W trakcie zimowego okienka stało się jasne, że Mathys Tel zamierza odejść z Bayernu Monachium. Najbardziej konkretny w negocjacjach z "Die Roten" był Tottenham, ale sam piłkarz niechętnie zapatrywał się na taką przeprowadzkę.
Sytuacja zmieniła się dopiero podczas Deadline Day. Finalnie Francuz został wypożyczony do "Spurs", o czym pisaliśmy już TUTAJ. Teraz zaś przedstawiono szczegóły tego zawirowanego transferu.
Sky Germany podało, że Tottenham będzie opłacał pełne wynagrodzenie napastnika.

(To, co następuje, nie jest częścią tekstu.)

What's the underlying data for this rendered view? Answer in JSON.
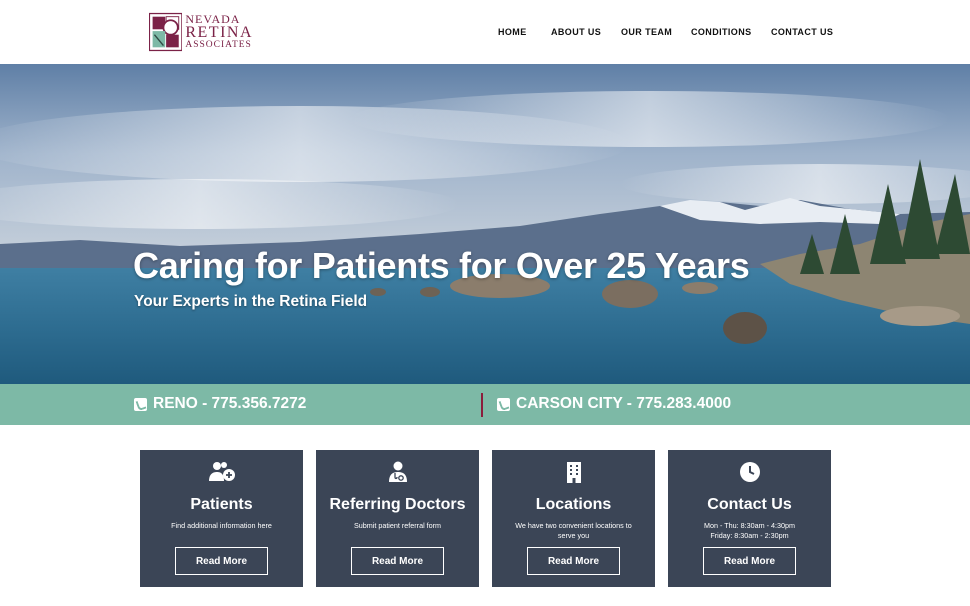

Daje to kwotę około dwóch milionów euro brutto.
Londyńczycy musieli też zapłacić Bayernowi. Kwota za wypożyczenie sięgnęła 10 milionów euro.
Ponadto potwierdzono, że w umowie znalazła się klauzula wykupu Tela. Wynosi ona 55 milionów euro, ale może urosnąć do 60 mln, jeśli doliczymy bonusy.
Co ważne, ostateczną decyzję podejmie nie Tottenham, ale sam piłkarz. "Spurs" nie będą mogli wykupić 19-latka, jeśli ten nie wyrazi na to zgody.
W tym sezonie młody piłkarz tylko 14 razy wybiegł na boisko. Gola nie strzelił, zanotował natomiast jedną asystę.